DataNode Unmounted Data Dir

SCRIPT

This host-level alert is triggered if one of the data directories on a host was previously on a mount point and became unmounted.

If the mount history file does not exist, then report an error if a host has one or more mounted data directories as well as one or more unmounted data directories on the root partition. This may indicate that a data directory is writing to the root partition, which is undesirable.

Check the data directories to confirm they are mounted as expected.

DataNode Heap Usage

METRIC

This host-level alert is triggered if heap usage goes past thresholds on the DataNode. It checks the DataNode JMXServlet for the MemHeapUsedM and MemHeapMaxM properties. The threshold values are in percent.

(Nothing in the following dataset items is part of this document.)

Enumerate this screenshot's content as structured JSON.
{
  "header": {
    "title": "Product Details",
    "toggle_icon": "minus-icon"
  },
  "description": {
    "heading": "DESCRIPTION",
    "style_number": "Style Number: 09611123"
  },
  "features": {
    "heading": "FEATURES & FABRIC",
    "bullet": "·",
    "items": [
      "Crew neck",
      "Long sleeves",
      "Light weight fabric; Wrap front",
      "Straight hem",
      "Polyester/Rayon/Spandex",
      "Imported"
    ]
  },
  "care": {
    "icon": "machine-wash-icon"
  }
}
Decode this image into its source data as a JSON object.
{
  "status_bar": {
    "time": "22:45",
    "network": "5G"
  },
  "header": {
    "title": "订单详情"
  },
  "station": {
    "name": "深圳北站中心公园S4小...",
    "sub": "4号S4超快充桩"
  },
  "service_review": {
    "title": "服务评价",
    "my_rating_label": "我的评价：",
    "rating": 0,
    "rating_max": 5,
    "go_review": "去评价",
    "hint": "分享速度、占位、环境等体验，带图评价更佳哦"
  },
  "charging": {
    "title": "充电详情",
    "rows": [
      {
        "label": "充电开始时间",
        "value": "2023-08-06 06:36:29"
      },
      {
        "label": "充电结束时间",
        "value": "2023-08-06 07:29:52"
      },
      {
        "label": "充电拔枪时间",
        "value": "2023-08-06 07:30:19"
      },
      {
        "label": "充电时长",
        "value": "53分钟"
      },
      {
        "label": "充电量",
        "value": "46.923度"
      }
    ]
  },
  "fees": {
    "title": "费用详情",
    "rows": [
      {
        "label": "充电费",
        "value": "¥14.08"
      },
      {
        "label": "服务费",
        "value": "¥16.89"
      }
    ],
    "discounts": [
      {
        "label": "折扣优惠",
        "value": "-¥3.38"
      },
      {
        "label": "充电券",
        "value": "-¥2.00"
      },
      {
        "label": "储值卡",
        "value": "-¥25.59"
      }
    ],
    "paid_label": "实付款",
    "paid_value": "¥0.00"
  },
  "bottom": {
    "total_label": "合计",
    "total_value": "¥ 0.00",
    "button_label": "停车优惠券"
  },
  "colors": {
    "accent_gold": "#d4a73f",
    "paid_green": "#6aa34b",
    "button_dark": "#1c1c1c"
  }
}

NameNode Client RPC Queue Latency

SCRIPT

This service-level alert is triggered if the deviation of RPC queue latency on client port has grown beyond the specified threshold within an given period. This alert will monitor Hourly and Daily periods.

NameNode Client RPC Processing Latency

SCRIPT

This service-level alert is triggered if the deviation of RPC latency on client port has grown beyond the specified threshold within a given period. This alert will monitor Hourly and Daily periods.

NameNode Service RPC Queue Latency

SCRIPT

This service-level alert is triggered if the deviation of RPC latency on datanode port has grown beyond the specified threshold within a given period. This alert will monitor Hourly and Daily periods.

NameNode Service RPC Processing Latency

SCRIPT

This service-level alert is triggered if the deviation of RPC latency on datanode port has grown beyond the specified threshold within a given period. This alert will monitor Hourly and Daily periods.

HDFS Storage Capacity Usage

SCRIPT

This service-level alert is triggered if the increase in storage capacity usage deviation has grown beyond the specified threshold within a given period. This alert will monitor Daily and Weekly periods.

NameNode Heap Usage

SCRIPT

This service-level alert is triggered if the NameNode heap usage deviation has grown beyond the specified threshold within a given period. This alert will monitor Daily and Weekly periods.